Home Depot representatives also came in search of college graduates -- not necessarily with business degrees -- for a management program in which trainees can move after two years to an assistant store manager job -- and a salary range of $35,000 to $45,000, said Edie Tilley-Stern, the chain's Baltimore-based regional human resources manager.
"It's tough work, but if you're looking for a challenge and an
opportunity to grow, the sky's the limit," Tilley-Stern said.
Retailers at the event at Martin's West, sponsored by Maryland Retailers Association, included chains such as Sears Roebuck and Co., Safeway Inc., Ikea, Circuit City Stores Inc. and Home Depot. All took applications and conducted interviews on site. Nearly 400 job-seekers had come through the doors by mid-afternoon.
Vanessa Marshall, 38, of West Baltimore sat at a table filling out her 10th job application. She applied at Sears, Macy's, Hecht's, Home Depot and Circuit City, among others, and felt sure of leaving with more than one solid job prospect. After all, she had two highly sought-after qualifications, retail experience and enthusiasm for a field she said she missed.
"They have plenty of positions open," she said. "Something's going to come of this."
Other applicants came into the job fair seeking temporary employment, but said after hearing retailers' sales pitches that they would consider longer-term retail careers.
"Most have real nice benefits," said Diane Marner, 37, of Woodlawn, a dietitian whose job had been cut. "If I were to find something I like it could be a change of career," she said.
Retail has suffered more than other industries from a shortage of quality labor, said Steve Cochrane, a senior economist with DTC Regional Financial Associates in West Chester, Pa.
"It has partly to do with the fact that there are so many employment opportunities in so many other industries right now, many that pay better than retail," he said, adding that when it comes to finding management candidates, "there are fewer college grads out there than when the baby boomers were getting out of college. And they are graduating into an economy that's as strong as it's been for years."

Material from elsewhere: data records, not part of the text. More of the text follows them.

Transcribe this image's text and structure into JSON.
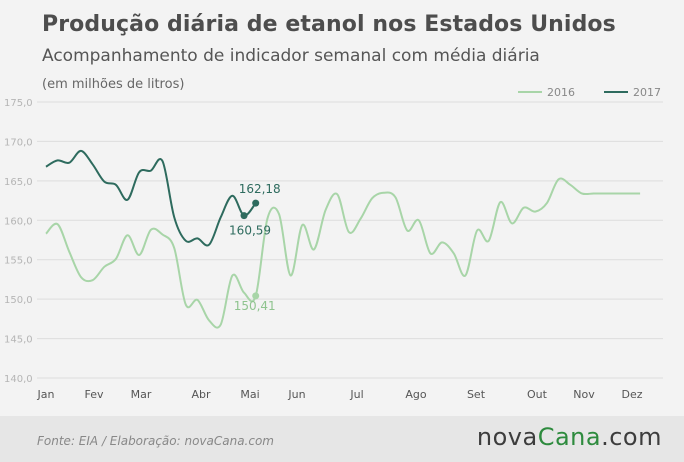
{
  "header": {
    "title": "Produção diária de etanol nos Estados Unidos",
    "subtitle": "Acompanhamento de indicador semanal com média diária",
    "unit": "(em milhões de litros)"
  },
  "footer": {
    "source": "Fonte:  EIA  / Elaboração:  novaCana.com",
    "brand_part1": "nova",
    "brand_part2": "Cana",
    "brand_part3": ".com"
  },
  "colors": {
    "series_2016": "#a8d5a8",
    "series_2017": "#2e6b5e",
    "grid": "#dddddd",
    "brand_green": "#2e8b3e"
  },
  "chart_data": {
    "type": "line",
    "xlabel": "",
    "ylabel": "",
    "ylim": [
      140,
      175
    ],
    "yticks": [
      "140,0",
      "145,0",
      "150,0",
      "155,0",
      "160,0",
      "165,0",
      "170,0",
      "175,0"
    ],
    "x_ticks": [
      "Jan",
      "Fev",
      "Mar",
      "Abr",
      "Mai",
      "Jun",
      "Jul",
      "Ago",
      "Set",
      "Out",
      "Nov",
      "Dez"
    ],
    "x_unit": "week of year",
    "legend_position": "top-right",
    "grid": "horizontal",
    "series": [
      {
        "name": "2016",
        "week": [
          1,
          2,
          3,
          4,
          5,
          6,
          7,
          8,
          9,
          10,
          11,
          12,
          13,
          14,
          15,
          16,
          17,
          18,
          19,
          20,
          21,
          22,
          23,
          24,
          25,
          26,
          27,
          28,
          29,
          30,
          31,
          32,
          33,
          34,
          35,
          36,
          37,
          38,
          39,
          40,
          41,
          42,
          43,
          44,
          45,
          46,
          47,
          48,
          49,
          50,
          51,
          52
        ],
        "values": [
          158.3,
          159.5,
          156.0,
          152.8,
          152.4,
          154.1,
          155.1,
          158.1,
          155.6,
          158.8,
          158.2,
          156.5,
          149.3,
          149.9,
          147.3,
          146.8,
          153.0,
          150.8,
          150.41,
          160.2,
          160.8,
          153.0,
          159.4,
          156.3,
          161.3,
          163.3,
          158.5,
          160.2,
          162.8,
          163.5,
          162.9,
          158.7,
          160.0,
          155.8,
          157.2,
          155.8,
          153.0,
          158.7,
          157.4,
          162.3,
          159.6,
          161.6,
          161.1,
          162.2,
          165.2,
          164.5,
          163.4,
          163.4,
          163.4,
          163.4,
          163.4,
          163.4
        ],
        "color": "#a8d5a8",
        "labels": [
          {
            "week": 19,
            "value": 150.41,
            "text": "150,41"
          }
        ]
      },
      {
        "name": "2017",
        "week": [
          1,
          2,
          3,
          4,
          5,
          6,
          7,
          8,
          9,
          10,
          11,
          12,
          13,
          14,
          15,
          16,
          17,
          18,
          19
        ],
        "values": [
          166.8,
          167.6,
          167.3,
          168.8,
          167.1,
          164.9,
          164.5,
          162.6,
          166.1,
          166.3,
          167.5,
          160.4,
          157.4,
          157.7,
          156.9,
          160.4,
          163.1,
          160.59,
          162.18
        ],
        "color": "#2e6b5e",
        "labels": [
          {
            "week": 18,
            "value": 160.59,
            "text": "160,59"
          },
          {
            "week": 19,
            "value": 162.18,
            "text": "162,18"
          }
        ]
      }
    ]
  }
}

In Maryland in July, for instance, the pool of unemployed workers numbered 130,266 -- 10.3 percent fewer than in July 1997, according to Regional Financial Associates. In Maryland, where 430,000 retail employees account for about 20 percent of the state's labor force, retail employment has grown an average of 1.5 percent over the past five years, a little more slowly than state employment as a whole, according to the U.S. Labor Department.
Retailers also feel the worker shortage more acutely than other industries because "the retailing sector has not done as good a ** job as it needs to do to make the case for retailing as a career, said Leonard Berry, director of the Center for Retailing Studies at Texas A&M; University, the nation's largest business school with a retailing program.
"On too many college campuses for too long, retailing has been a stepchild, not as glamorous as working in investment banking or manufacturing or financial services. Yet, in a very real sense, retail is where the action is," Berry said.
"We can tell in our interaction with major retail companies from throughout the nation that they are hungrier for people than ever in my memory," Berry said. "It's a major issue, not just today but tomorrow. Who will mind the store?"
Retailers have begun recognizing the need to become more competitive, especially in salaries, said Bruce VanKleeck, vice president of member services for the National Retail Federation.
The trade group's 1997 survey of the specialty store industry show store managers earning an average $30,176, with managers of high volume stores with sales in the range of $4 million to $10 million earning an average $48,000. A manager of a department store typically can earn at least $100,000, he said.
"I would bet those salaries have increased because of competition in the workplace, even during the last year," he said. "The industry has become extremely competitive."